Treating disproportionately male or female interests as a cultural "problem" is a problem. A mature market should strive to cater specifically to a expanding range of niches, not warp and conform peoples wants into a small subset of overly homogenous niches that increasingly fail to adequately satisfy anyone.

Re: Everyone's Talking About Eve's Outfits in PS5 Exclusive Stellar Blade

Weez

@kcarnes9051
> with 75% men making decisions about game content for an audience made of up nearly 50% women

The statistics are in regards to this - your own words. My choice in source was stated to be the most comprehensive I'd encountered, not the most recent. It provided a breakdown across genre, indicating a trend that has been well documented for some time - both in freely available (and, yes, more recent) research as well as internal surveys. Games with an emphasis on competition, challenge, motor skills and high skill ceilings consistently tend towards a disproportionately male player base, regardless of aesthetic. Accessible fantasy, emphasis on social behaviour, cosmetics and collectibles tends towards even to female dominated player bases.

Bottom line is men and women, generally speaking, want different things. There is overlap, but there are also competing/mutually-exclusive interests. Studios prioritising their primary demographic isn't controversial - it's prudent. The very same thing is done for games with a predominately female player base.

So, by your own logic, 75% men making decisions about game content for a niche with a mean male player base in excess of 80% is underrepresentation. But something tells me I won't hear any impassioned complaints from you about that...

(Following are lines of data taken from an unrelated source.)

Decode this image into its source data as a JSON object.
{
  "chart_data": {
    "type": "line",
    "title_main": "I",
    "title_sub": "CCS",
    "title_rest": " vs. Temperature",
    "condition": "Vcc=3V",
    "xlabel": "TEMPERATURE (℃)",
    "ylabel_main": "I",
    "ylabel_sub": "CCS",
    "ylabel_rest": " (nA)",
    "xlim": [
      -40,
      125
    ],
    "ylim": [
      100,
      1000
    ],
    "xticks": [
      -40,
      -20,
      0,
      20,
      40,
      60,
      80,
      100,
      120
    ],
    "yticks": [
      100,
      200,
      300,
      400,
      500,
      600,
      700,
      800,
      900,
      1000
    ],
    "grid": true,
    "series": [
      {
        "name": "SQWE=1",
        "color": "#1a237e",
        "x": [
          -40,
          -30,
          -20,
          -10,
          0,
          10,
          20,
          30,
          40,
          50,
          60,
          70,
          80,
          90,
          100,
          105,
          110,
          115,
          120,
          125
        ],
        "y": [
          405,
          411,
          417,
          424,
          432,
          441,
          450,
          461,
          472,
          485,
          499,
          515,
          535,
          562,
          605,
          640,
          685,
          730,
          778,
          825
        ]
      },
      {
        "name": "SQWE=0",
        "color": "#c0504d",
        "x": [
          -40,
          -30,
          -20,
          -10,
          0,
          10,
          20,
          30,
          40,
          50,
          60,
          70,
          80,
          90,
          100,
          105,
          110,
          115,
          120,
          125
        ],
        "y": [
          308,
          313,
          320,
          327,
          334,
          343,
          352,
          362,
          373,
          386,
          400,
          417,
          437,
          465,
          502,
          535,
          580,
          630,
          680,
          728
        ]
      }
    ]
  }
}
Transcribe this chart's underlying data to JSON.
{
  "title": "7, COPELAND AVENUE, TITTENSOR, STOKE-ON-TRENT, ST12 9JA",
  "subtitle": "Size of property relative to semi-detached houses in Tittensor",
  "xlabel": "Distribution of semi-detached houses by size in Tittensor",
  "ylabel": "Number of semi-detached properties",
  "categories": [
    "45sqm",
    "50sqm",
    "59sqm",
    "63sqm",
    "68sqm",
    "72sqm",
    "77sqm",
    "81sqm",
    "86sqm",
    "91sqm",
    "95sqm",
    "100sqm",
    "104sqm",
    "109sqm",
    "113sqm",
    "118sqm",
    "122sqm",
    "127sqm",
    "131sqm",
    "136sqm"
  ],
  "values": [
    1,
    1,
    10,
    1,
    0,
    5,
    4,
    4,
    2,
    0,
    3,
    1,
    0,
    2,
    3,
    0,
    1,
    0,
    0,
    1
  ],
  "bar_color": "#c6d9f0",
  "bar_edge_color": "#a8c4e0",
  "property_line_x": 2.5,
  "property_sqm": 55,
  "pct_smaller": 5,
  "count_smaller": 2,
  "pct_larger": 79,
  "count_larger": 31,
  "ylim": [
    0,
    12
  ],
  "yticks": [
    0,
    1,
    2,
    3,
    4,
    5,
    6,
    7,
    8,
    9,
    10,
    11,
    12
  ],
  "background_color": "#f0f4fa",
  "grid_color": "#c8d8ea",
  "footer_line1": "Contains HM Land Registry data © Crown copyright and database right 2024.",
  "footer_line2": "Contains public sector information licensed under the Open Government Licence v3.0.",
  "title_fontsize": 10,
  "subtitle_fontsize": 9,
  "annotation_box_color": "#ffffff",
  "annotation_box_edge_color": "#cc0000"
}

Re: Everyone's Talking About Eve's Outfits in PS5 Exclusive Stellar Blade

Weez

@Northern_munkey There's quite a bit of gameplay footage floating around. This gives a decent idea of how it plays:
https://www.reddit.com/link/1bafgx6/video/dspb4yiv6anc1/player

The raw footage from the demo looks a bit slower than the early official footage - I'm chalking that up to it being from peoples first few hours with the game. It reminds me of both Sekiro ("perilous attacks" that require different actions to mitigate, emphasis on fast sequential parries for defence and high enemy damage) and DMC (fast combo orientated offense with many unlockable moves, combos chaining with instant ranged attacks, aerial combat).

Re: Everyone's Talking About Eve's Outfits in PS5 Exclusive Stellar Blade

Weez

@kcarnes9051 A commonly misused statistic. Women might make up close to 50% of gamers, but those studies are broad and include the likes of Match3 and Farmville.

The most comprehensive study I've found to date (https://quanticfoundry.com/2017/01/19/female-gamers-by-genre/) , which coincides with independent genre-specific surveys done by multiple publishers, put the female player base at 20% or less for Action RPGs, 7% or less for FPSs and 2% for sports games.